The first time Jim mentioned his intention to write a book to anyone outside his immediate family was at a New Year’s Eve party in 1989. He’d recently discovered John D. MacDonald in an airport bookstore (starting with The Long Silver Rain) and was talking to Anne Wilkie Millar, then shop steward to his deputy. It was soon after they’d negotiated the twenty-four-hour deal, ‘like printing our own money’. Not only had they screwed the company on pay but Jim hadn’t let up. Shift workers would miss TV programmes and phone calls so would need answerphones and video recorders, one each for every employee, all on the company dime. He didn’t just know the writing was on the wall, he’d put it there. ‘What are you going to do afterwards?’ Anne asked him under the mistletoe. ‘I’m going to write a book.’ MacDonald was like a how-to manual, for plot but also for character, and Jim thought, I’d like to do this too. He’d always been that way. This music is incredible – I want to play the guitar. This show is great – I want to be on stage.
It would take another five years for Jim to act on those words and pass on to Reacher that ‘strange, weary blend of nobility and cynicism’ that had so attracted him to Travis McGee (as he later wrote in his introduction to the reissue of The Deep Blue Good-by). But in his final months as an underemployed underappreciated senior presentation director he started taking the draft manuscript into work and typing it up on Ruth’s laptop, a monochrome Lexmark 486/25 given to her by Jane’s father, lazily extending a paw now and then to flick the occasional switch at the control desk. Colleagues would ask questions, maybe tease him a little; one fell in love with his hero Jack before he became famous and named her first-born son after him without the published author ever even knowing. Others said no way would he make it and were duly logged and slated for a nasty run-in with Reacher’s skull or the sharp end of his elbow.

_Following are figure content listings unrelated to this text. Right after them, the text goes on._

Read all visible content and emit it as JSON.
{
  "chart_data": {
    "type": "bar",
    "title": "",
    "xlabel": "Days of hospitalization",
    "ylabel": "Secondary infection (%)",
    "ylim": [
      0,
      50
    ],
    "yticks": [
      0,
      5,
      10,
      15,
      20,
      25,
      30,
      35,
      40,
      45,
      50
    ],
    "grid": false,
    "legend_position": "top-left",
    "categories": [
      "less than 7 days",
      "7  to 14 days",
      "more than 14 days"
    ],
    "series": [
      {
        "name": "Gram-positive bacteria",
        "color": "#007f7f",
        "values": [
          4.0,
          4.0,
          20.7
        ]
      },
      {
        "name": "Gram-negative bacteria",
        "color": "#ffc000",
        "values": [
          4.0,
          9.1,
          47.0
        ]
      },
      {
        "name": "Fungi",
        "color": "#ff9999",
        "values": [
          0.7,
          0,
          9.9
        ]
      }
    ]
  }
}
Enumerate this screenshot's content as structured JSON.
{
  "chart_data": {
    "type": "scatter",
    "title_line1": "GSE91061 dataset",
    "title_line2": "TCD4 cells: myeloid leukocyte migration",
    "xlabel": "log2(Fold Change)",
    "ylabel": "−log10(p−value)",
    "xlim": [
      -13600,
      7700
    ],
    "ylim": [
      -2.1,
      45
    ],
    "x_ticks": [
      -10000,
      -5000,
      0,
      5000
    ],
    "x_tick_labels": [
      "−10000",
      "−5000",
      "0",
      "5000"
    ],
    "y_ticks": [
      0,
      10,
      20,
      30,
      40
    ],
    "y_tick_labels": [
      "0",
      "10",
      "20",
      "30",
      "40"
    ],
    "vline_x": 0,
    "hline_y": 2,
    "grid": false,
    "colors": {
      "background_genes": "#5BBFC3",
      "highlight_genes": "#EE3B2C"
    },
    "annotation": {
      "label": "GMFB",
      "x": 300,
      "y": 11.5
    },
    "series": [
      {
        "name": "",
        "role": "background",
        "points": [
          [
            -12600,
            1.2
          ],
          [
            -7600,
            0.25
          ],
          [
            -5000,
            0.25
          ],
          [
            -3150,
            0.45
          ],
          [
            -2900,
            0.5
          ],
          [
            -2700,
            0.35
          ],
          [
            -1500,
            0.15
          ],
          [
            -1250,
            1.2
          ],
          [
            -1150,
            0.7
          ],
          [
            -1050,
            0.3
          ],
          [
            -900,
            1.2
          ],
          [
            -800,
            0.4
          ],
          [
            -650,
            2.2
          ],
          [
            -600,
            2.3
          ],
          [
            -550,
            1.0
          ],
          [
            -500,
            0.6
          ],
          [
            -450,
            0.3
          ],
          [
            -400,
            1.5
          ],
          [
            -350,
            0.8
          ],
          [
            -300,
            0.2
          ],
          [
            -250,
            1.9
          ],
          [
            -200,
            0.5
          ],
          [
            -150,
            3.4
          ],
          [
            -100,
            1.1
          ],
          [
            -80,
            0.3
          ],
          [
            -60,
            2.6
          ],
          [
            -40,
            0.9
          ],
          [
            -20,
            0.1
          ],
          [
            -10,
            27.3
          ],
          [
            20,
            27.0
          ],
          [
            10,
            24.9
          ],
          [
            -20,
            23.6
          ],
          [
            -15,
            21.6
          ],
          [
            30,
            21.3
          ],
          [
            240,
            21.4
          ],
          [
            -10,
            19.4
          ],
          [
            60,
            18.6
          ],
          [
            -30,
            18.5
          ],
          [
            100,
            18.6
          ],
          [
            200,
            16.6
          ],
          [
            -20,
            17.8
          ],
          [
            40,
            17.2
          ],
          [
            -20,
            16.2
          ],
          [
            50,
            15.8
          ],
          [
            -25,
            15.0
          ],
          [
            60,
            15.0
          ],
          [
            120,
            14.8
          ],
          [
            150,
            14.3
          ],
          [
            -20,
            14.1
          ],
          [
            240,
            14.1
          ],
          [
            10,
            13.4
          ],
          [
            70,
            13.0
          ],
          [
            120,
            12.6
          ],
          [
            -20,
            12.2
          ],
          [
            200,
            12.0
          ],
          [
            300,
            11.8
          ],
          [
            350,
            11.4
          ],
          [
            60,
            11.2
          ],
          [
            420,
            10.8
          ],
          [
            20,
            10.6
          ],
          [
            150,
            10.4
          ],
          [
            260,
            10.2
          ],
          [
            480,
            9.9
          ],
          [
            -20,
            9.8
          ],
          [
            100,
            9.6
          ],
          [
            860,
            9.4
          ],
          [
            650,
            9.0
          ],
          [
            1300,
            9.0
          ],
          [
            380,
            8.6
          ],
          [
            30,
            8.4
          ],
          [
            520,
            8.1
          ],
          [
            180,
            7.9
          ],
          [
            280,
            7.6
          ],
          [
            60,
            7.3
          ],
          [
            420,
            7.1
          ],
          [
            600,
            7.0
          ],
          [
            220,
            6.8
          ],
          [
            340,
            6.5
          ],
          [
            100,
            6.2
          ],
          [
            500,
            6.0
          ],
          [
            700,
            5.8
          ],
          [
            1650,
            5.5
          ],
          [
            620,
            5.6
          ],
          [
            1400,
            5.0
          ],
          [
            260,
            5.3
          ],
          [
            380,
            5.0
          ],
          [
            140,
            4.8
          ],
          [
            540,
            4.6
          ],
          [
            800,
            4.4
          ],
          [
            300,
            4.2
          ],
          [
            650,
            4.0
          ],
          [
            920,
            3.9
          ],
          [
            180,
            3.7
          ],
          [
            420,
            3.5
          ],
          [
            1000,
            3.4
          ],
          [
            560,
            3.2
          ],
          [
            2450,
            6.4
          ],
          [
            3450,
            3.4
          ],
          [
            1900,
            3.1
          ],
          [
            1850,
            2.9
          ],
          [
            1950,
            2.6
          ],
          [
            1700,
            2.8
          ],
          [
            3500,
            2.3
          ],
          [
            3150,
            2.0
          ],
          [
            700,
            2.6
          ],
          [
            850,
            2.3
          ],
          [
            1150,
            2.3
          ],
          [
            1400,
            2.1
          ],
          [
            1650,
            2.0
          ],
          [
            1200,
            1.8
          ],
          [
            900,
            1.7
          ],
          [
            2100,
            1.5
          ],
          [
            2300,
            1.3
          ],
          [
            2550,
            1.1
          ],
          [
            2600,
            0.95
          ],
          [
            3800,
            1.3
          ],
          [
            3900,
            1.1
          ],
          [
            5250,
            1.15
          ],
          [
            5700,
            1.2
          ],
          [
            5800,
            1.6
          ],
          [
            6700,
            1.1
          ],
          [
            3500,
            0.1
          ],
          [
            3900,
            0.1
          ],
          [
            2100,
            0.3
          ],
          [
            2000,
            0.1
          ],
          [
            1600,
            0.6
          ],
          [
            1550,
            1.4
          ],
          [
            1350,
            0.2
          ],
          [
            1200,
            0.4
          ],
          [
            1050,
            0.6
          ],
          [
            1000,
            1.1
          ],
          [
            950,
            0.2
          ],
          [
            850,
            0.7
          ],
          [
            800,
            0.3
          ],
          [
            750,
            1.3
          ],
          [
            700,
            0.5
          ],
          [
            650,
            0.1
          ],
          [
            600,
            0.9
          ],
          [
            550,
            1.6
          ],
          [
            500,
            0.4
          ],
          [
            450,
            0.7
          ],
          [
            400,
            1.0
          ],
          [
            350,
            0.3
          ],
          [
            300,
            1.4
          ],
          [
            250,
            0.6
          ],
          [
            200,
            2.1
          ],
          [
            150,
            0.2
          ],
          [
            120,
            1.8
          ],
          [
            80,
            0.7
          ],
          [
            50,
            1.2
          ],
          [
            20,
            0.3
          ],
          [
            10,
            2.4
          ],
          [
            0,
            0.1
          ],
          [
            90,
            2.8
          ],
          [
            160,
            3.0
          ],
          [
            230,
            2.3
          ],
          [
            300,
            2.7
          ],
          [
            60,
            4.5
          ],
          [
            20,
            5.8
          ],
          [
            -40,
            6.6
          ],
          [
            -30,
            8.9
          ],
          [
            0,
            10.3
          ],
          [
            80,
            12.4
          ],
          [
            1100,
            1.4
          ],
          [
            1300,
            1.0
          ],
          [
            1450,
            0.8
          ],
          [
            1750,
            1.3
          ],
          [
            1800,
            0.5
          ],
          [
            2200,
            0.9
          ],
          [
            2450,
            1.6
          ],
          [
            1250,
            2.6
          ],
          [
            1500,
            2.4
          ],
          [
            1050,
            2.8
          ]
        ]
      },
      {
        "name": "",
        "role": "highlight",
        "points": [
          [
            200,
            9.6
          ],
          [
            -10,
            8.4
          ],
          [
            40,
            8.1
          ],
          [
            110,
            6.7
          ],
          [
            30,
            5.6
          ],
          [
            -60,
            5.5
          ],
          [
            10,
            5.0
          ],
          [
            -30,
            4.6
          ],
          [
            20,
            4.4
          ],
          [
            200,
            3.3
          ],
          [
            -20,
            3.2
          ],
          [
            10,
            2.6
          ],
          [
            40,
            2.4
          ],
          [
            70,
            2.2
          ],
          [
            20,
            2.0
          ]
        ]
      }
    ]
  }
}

Jim Grant’s last day at Granada was 21 June 1995 (‘Jack Reacher’s birthday, in a very real way,’ he blogged ten years later). He left with a severance package of £30,000 (half of which went on settling debts) that with frugal living would give him just about long enough to negotiate a life-saving deal for his first two books. The family thought about relocating to the Loire Valley. But instead Ruth got a Sunday job as a waitress and Jane joined the Tourist Information Office, and when they began to run out of money Jim took on some highly paid work as a freelance transmission controller at NBC in London. He did twenty-one shifts, staying in the cheapest hotel he could find near the Central line so as to get to Tower Hill or Bank and connect with the Docklands Light Railway to the Isle of Dogs. By coincidence, Rob was drafted in to produce some tennis one Sunday and they said: ‘We had this other guy from Granada in here recently, Jim Grant. He’s writing a book and we all think it’s going to really take off.’
The year 1994 was one of new beginnings.
But this rebirth took place in the shadow of the valley of death, and 1994 was also the year that broke Jim’s heart. First, Stanley the springer spaniel died of old age. Jim and Jane had two rules for Stan: wait two days, and was he still eating? After two days he still wasn’t eating and they called out the country vet. Then Giz the guinea pig contracted cancer and the vet couldn’t locate a vein and had to inject straight into the cavity. Lee still remembered how the tiny animal took twenty excruciating minutes to die, all the while looking helplessly into his eyes.
Most of what Jim learned at Granada he’d learned by staying alive. It was what Lee told creative writing students who asked for advice. The essential thing was to read. Other than that, all they could really do was go away and live a bit longer, wait until the gas tank was full.
‘Nineteen ninety-four was a terrible year,’ Lee said, gloomily. ‘My Otley grandma died too [in November], at the same time I was getting it in the neck from Granada.’
No wonder he wanted to escape to Georgia.